Einsatz in der Kunststoffverarbeitung
Typische Anwendungen sind die Förderung von Kunststoffgranulat vom Silo oder Tagesbehälter zum Trockner, von dort zur Dosierung und weiter zur Verarbeitungsmaschine. Auch Pulver und Mahlgut werden in geeigneten Anlagen pneumatisch bewegt. Das geschlossene System ist besonders dort sinnvoll, wo saubere Materialführung, mehrere Übergabepunkte oder längere Förderstrecken gefordert sind.
Ausführungen nach Förderprinzip und Anlagenaufbau
Pneumatische Förderanlagen werden als Einzelanlagen für einen definierten Materialweg oder als vernetztes Rohrsystem mit mehreren Quellen und Zielpunkten ausgeführt. Neben der Wahl zwischen Unterdruck- und Druckförderung unterscheidet sich die Auslegung nach Fördermenge, Leitungsführung, Materialwechsel und Schüttgutart. Für rieselfähiges Granulat gelten andere Anforderungen als für feine Pulver oder staubhaltiges Mahlgut.

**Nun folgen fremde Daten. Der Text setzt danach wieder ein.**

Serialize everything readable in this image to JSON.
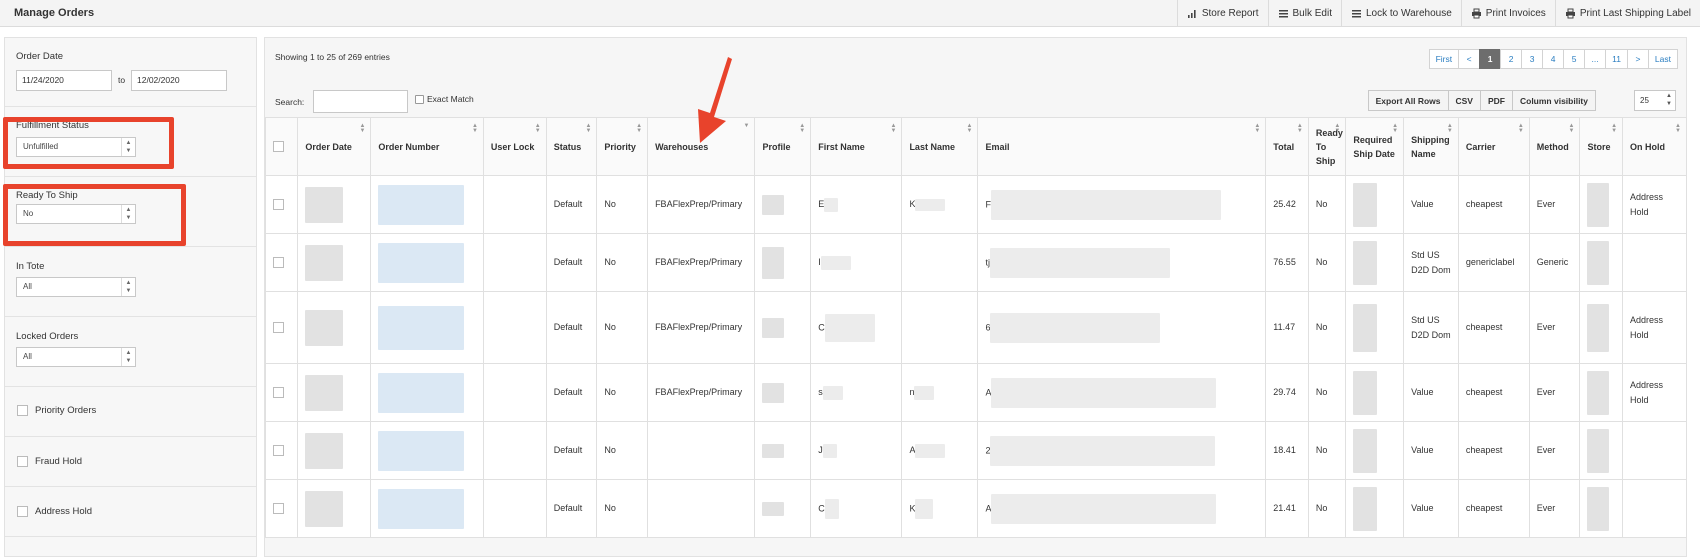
{
  "header": {
    "title": "Manage Orders",
    "actions": [
      {
        "icon": "bar-chart-icon",
        "label": "Store Report"
      },
      {
        "icon": "list-icon",
        "label": "Bulk Edit"
      },
      {
        "icon": "list-icon",
        "label": "Lock to Warehouse"
      },
      {
        "icon": "printer-icon",
        "label": "Print Invoices"
      },
      {
        "icon": "printer-icon",
        "label": "Print Last Shipping Label"
      }
    ]
  },
  "filters": {
    "order_date": {
      "label": "Order Date",
      "from": "11/24/2020",
      "to_label": "to",
      "to": "12/02/2020"
    },
    "fulfillment_status": {
      "label": "Fulfillment Status",
      "value": "Unfulfilled"
    },
    "ready_to_ship": {
      "label": "Ready To Ship",
      "value": "No"
    },
    "in_tote": {
      "label": "In Tote",
      "value": "All"
    },
    "locked_orders": {
      "label": "Locked Orders",
      "value": "All"
    },
    "priority_orders": {
      "label": "Priority Orders"
    },
    "fraud_hold": {
      "label": "Fraud Hold"
    },
    "address_hold": {
      "label": "Address Hold"
    }
  },
  "table_controls": {
    "showing": "Showing 1 to 25 of 269 entries",
    "pages": [
      "First",
      "<",
      "1",
      "2",
      "3",
      "4",
      "5",
      "...",
      "11",
      ">",
      "Last"
    ],
    "active_page": "1",
    "search_label": "Search:",
    "exact_match": "Exact Match",
    "export_buttons": [
      "Export All Rows",
      "CSV",
      "PDF",
      "Column visibility"
    ],
    "page_length": "25"
  },
  "columns": [
    "Order Date",
    "Order Number",
    "User Lock",
    "Status",
    "Priority",
    "Warehouses",
    "Profile",
    "First Name",
    "Last Name",
    "Email",
    "Total",
    "Ready To Ship",
    "Required Ship Date",
    "Shipping Name",
    "Carrier",
    "Method",
    "Store",
    "On Hold"
  ],
  "rows": [
    {
      "status": "Default",
      "priority": "No",
      "warehouse": "FBAFlexPrep/Primary",
      "first": "E",
      "last": "K",
      "email": "F",
      "total": "25.42",
      "ready": "No",
      "shipping": "Value",
      "carrier": "cheapest",
      "method": "Ever",
      "on_hold": "Address Hold"
    },
    {
      "status": "Default",
      "priority": "No",
      "warehouse": "FBAFlexPrep/Primary",
      "first": "I",
      "last": "",
      "email": "tj",
      "total": "76.55",
      "ready": "No",
      "shipping": "Std US D2D Dom",
      "carrier": "genericlabel",
      "method": "Generic",
      "on_hold": ""
    },
    {
      "status": "Default",
      "priority": "No",
      "warehouse": "FBAFlexPrep/Primary",
      "first": "C",
      "last": "",
      "email": "6",
      "total": "11.47",
      "ready": "No",
      "shipping": "Std US D2D Dom",
      "carrier": "cheapest",
      "method": "Ever",
      "on_hold": "Address Hold"
    },
    {
      "status": "Default",
      "priority": "No",
      "warehouse": "FBAFlexPrep/Primary",
      "first": "s",
      "last": "n",
      "email": "A",
      "total": "29.74",
      "ready": "No",
      "shipping": "Value",
      "carrier": "cheapest",
      "method": "Ever",
      "on_hold": "Address Hold"
    },
    {
      "status": "Default",
      "priority": "No",
      "warehouse": "",
      "first": "J",
      "last": "A",
      "email": "2",
      "total": "18.41",
      "ready": "No",
      "shipping": "Value",
      "carrier": "cheapest",
      "method": "Ever",
      "on_hold": ""
    },
    {
      "status": "Default",
      "priority": "No",
      "warehouse": "",
      "first": "C",
      "last": "K",
      "email": "A",
      "total": "21.41",
      "ready": "No",
      "shipping": "Value",
      "carrier": "cheapest",
      "method": "Ever",
      "on_hold": ""
    }
  ],
  "annotation_color": "#e8432c"
}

Abgrenzung zu Saugförderanlagen, mechanischer Förderung und Zentralsystemen
Im Unterschied zu mechanischen Förderanlagen wird das Material nicht über Schnecken, Bänder oder ähnliche Förderorgane bewegt, sondern über Luft in Rohrleitungen. Saugförderanlagen sind eine Teilform der pneumatischen Förderung und arbeiten spezifisch mit Unterdruck. Zentrale Granulatförderanlagen sind eine besondere Systemausprägung für die Versorgung mehrerer Verbraucher; der Begriff pneumatische Förderanlagen ist breiter und umfasst auch dezentrale oder anlagenspezifische Lösungen für unterschiedliche Schüttgüter.